# Red Pen



## Valleyboy (Jul 2, 2020)

Red kitless pen with a red bock nib.

Cheers
Ash


----------



## TonyL (Jul 2, 2020)

Now that one is going to get a speeding ticket. Sharp!


----------



## magpens (Jul 2, 2020)

WOW !!

Beautiful !!

What material, please ?


----------



## Valleyboy (Jul 2, 2020)

magpens said:


> WOW !!
> 
> Beautiful !!
> 
> What material, please ?


Thanks!
Material is Semplicita SHDC Cadmium Dark Red from Beaufort Ink.
Cheers
Ash


----------



## Jim15 (Jul 2, 2020)

WOW! Is right. Beautiful.


----------



## Ironwood (Jul 2, 2020)

A very striking pen with nice lines.
Well done.


----------



## Bryguy (Jul 3, 2020)

That's a beauty!


----------



## Bob in SF (Jul 3, 2020)

Great!


----------



## jttheclockman (Jul 3, 2020)

Did you cast that blank or did you buy it??  If so where did you get from?  I am looking for a deep red like that. Thanks.


----------



## Jehster1 (Jul 3, 2020)

jttheclockman said:


> Did you cast that blank or did you buy it??  If so where did you get from?  I am looking for a deep red like that. Thanks.

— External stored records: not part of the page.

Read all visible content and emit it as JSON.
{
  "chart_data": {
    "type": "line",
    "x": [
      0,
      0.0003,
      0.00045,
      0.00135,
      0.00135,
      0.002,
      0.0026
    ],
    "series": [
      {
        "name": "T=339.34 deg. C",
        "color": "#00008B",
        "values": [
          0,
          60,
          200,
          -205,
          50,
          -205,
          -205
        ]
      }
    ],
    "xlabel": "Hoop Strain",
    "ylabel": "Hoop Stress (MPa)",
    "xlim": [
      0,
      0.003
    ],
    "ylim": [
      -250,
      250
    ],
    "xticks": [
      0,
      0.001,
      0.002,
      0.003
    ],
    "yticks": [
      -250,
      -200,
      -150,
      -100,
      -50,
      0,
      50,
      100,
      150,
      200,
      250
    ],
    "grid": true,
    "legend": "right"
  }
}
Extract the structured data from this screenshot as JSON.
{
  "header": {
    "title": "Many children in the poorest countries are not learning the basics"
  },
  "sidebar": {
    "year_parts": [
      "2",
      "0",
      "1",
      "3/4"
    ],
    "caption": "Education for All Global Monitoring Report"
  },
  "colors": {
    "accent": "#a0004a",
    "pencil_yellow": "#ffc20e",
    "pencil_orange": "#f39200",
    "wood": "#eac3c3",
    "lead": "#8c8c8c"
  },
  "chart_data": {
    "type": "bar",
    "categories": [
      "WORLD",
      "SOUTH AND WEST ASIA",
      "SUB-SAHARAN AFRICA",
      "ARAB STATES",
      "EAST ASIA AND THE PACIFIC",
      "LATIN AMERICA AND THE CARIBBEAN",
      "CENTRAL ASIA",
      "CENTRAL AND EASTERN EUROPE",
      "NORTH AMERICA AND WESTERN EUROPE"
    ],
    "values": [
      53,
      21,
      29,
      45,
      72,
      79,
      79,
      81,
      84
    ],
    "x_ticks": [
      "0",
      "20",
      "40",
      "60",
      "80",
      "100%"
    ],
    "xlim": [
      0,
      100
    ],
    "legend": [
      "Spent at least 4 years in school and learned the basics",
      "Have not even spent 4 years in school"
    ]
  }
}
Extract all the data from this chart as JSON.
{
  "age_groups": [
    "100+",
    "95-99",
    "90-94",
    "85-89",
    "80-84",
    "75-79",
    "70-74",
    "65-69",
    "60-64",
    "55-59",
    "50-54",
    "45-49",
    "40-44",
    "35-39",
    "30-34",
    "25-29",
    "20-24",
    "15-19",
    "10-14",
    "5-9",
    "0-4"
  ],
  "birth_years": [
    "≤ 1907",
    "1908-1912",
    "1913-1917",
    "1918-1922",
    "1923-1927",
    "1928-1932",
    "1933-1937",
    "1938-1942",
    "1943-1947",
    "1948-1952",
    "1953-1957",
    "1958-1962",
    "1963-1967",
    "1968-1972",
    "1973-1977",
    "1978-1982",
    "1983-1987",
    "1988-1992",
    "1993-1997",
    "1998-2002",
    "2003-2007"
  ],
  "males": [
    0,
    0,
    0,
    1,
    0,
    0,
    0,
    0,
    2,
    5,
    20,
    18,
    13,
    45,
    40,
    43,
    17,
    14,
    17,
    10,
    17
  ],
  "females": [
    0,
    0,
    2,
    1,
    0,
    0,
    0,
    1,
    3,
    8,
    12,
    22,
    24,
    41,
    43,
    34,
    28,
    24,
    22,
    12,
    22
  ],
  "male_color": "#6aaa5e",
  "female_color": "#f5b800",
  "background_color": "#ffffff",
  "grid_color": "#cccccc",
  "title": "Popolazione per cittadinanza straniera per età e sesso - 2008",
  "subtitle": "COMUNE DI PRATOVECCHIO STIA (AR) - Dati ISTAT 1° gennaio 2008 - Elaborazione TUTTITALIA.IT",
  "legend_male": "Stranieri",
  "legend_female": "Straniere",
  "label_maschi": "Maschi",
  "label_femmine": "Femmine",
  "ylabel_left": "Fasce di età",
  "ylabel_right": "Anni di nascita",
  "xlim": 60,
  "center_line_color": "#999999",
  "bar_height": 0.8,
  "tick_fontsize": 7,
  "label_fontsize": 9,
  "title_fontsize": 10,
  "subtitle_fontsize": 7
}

He mentioned he got it from here:





						Semplicita SHDC Cadmium Dark Red acrylic pen blank - 150mm
					

Semplicita SHDC pen blanks,Semplicita SHDC Cadmium Dark Red acrylic pen blank - 150mm




					www.beaufortink.co.uk
				




It looks great!


----------



## jttheclockman (Jul 3, 2020)

Jehster1 said:


> He mentioned he got it from here:
> 
> 
> 
> ...


Thanks i can not open that link.


----------



## Valleyboy (Jul 3, 2020)

jttheclockman said:


> Thanks i can not open that link.



Google “Beaufort Ink” and within the website under pen blanks it’s the “Semplicita SHDC” option. There’s only one red there.


----------



## jttheclockman (Jul 3, 2020)

Valleyboy said:


> Google “Beaufort Ink” and within the website under pen blanks it’s the “Semplicita SHDC” option. There’s only one red there.


thanks


----------



## mark james (Jul 3, 2020)

That is VERY Red!     .  I do love the color and the finished pen is great.  Well done.


----------



## mick (Jul 8, 2020)

WoW!!!

Sent from my SM-G955U using Tapatalk


----------



## BryanMurphy (Jul 9, 2020)

The nib color matching the body is a great touch!  Fantastic job!


----------